I made my way to the elevator and rode up to the seventh floor where I was met by a uniformed desk sergeant who acted as gatekeeper to a well-appointed office space that bore no resemblance to the Homicide squad’s old digs in the Public Safety Building, where Captain Larry Powell’s glass-lined office, the Fish Bowl, had dominated the interior landscape.
The desk sergeant greeted me and inquired about my business.
“I’m here to see Detective Sechrest,” I told him.
“Regarding?”
“Regarding some cold cases, three to be exact.”
That got his attention. He picked up his phone. “Detective Sechrest? There’s a J. P. Beaumont here at the desk. Says he has three cold cases for you.”
The woman who showed up a few minutes later was a petite redhead who reminded me for all the world of someone I had met in Arizona years earlier, the sheriff of Cochise County, Joanna Brady.
“Glad to meet you,” Sandra Sechrest said, holding out her hand, “and call me Sandy, please, but three cases? I thought you were working on Darius Jackson.”
“I am,” I told her, “but now I’ve found some other cases, and I suspect all of them are connected—two occurred here in Seattle while a third happened in Liberty Lake over in eastern Washington.”
“Whoa,” she said. Then, turning back to the desk sergeant, she asked, “Is anyone using the conference room at the moment?”
“Nope,” he said. “It’s free and clear.”
Sandra turned back to me. “Let’s talk in there, then, shall we?”
She led the way. Inside the room, she waited until I was seated before leveling a green-eyed stare in my direction. “Okay,” she said, “tell me.”
So I did, from the beginning, starting with Matilda Jackson right on through my afternoon meeting with Greta Halliday, including how Yolanda Aguirre’s study into long-term ramifications of overdose deaths in families of the deceased had allowed me to zero in on victims whose death rulings of suicide or accident I considered to be erroneous.
Sandra Sechrest was a fast study. “Do you think there might be others beyond the four you’ve already identified?” she asked when I finished.
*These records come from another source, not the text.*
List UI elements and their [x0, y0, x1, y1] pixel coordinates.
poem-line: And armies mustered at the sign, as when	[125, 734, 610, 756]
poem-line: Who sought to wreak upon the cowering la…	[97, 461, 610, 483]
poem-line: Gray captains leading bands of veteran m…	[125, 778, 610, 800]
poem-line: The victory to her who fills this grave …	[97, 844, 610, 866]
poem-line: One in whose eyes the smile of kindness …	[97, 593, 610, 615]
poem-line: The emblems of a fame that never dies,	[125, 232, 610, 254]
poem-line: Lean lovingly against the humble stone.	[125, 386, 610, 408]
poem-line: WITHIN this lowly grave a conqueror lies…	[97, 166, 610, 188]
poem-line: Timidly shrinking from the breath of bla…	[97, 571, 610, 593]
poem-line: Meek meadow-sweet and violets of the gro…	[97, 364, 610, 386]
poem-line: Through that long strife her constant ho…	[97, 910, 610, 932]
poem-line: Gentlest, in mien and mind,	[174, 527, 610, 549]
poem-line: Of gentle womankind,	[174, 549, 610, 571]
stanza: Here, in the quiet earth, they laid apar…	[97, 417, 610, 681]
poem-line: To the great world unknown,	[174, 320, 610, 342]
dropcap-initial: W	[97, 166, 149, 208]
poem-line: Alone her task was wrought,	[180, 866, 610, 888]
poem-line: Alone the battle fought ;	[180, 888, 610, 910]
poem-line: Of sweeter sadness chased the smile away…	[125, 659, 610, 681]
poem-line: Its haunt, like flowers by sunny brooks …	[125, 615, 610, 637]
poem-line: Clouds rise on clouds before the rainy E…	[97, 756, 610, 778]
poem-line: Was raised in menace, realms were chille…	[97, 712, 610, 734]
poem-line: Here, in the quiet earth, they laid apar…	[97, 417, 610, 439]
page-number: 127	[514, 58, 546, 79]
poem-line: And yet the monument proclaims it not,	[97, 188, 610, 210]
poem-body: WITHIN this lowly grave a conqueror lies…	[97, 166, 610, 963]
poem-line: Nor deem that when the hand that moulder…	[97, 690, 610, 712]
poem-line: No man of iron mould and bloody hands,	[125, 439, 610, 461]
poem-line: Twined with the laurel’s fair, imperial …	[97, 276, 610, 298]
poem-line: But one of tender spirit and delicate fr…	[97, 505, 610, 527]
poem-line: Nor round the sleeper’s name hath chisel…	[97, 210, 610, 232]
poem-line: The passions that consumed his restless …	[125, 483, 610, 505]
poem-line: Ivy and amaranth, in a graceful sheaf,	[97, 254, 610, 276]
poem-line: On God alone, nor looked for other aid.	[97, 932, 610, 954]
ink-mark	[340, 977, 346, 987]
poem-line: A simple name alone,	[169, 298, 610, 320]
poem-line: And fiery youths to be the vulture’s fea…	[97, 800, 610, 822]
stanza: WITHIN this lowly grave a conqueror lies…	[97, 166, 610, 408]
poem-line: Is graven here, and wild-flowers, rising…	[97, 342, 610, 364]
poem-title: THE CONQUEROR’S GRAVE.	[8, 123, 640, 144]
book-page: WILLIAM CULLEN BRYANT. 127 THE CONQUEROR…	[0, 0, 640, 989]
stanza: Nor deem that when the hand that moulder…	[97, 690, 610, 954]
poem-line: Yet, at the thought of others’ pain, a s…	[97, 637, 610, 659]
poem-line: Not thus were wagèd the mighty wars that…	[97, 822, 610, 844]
“I do,” I said, with a nod. “There are close to a dozen additional files that may or may not be connected, ones where I need to conduct further interviews. And there are also additional files that have yet to be reviewed. The problem is, those initial interviews by Yolanda Aguirre were conducted with the understanding that they were confidential, so I’m having to wait to see if any of those other interviewees will reach out to me to provide additional information.”
“Where do we stand right now?” Sandra asked.
Her use of the wordwemade me think that, as far as Sandra Sechrest was concerned, we were already in this together. That’s when I pulled the evidence bag containing Loren Gregson’s personal effects out of my pocket and laid it on the table in front of her.
“I suggest we start here,” I said. “I used gloves when I handledthe wallet, but I’d like to have that swabbed for DNA. Ditto for the two hundred-dollar bills I found inside.”
“You know the drill,” she said. “I can’t submit evidence for testing without having an active case number. None of your cases are active. They’re linked, yes, but at this point I still doubt you have enough to get the M.E. to change manner of death rulings here, or even to get traction in Liberty Lake. But for our purposes, the fact that all the Seattle cases are considered closed may be a godsend.”
“How so?”
“Because you can go take a look at the existing evidence boxes, the same way you did with the Jackson case. You know as well as I do that a lot of the investigation happens in the first forty-eight hours after a body is discovered. Depending on what else the M.E. had on her plate at the time, the autopsy itself might have been delayed for that long or even longer.”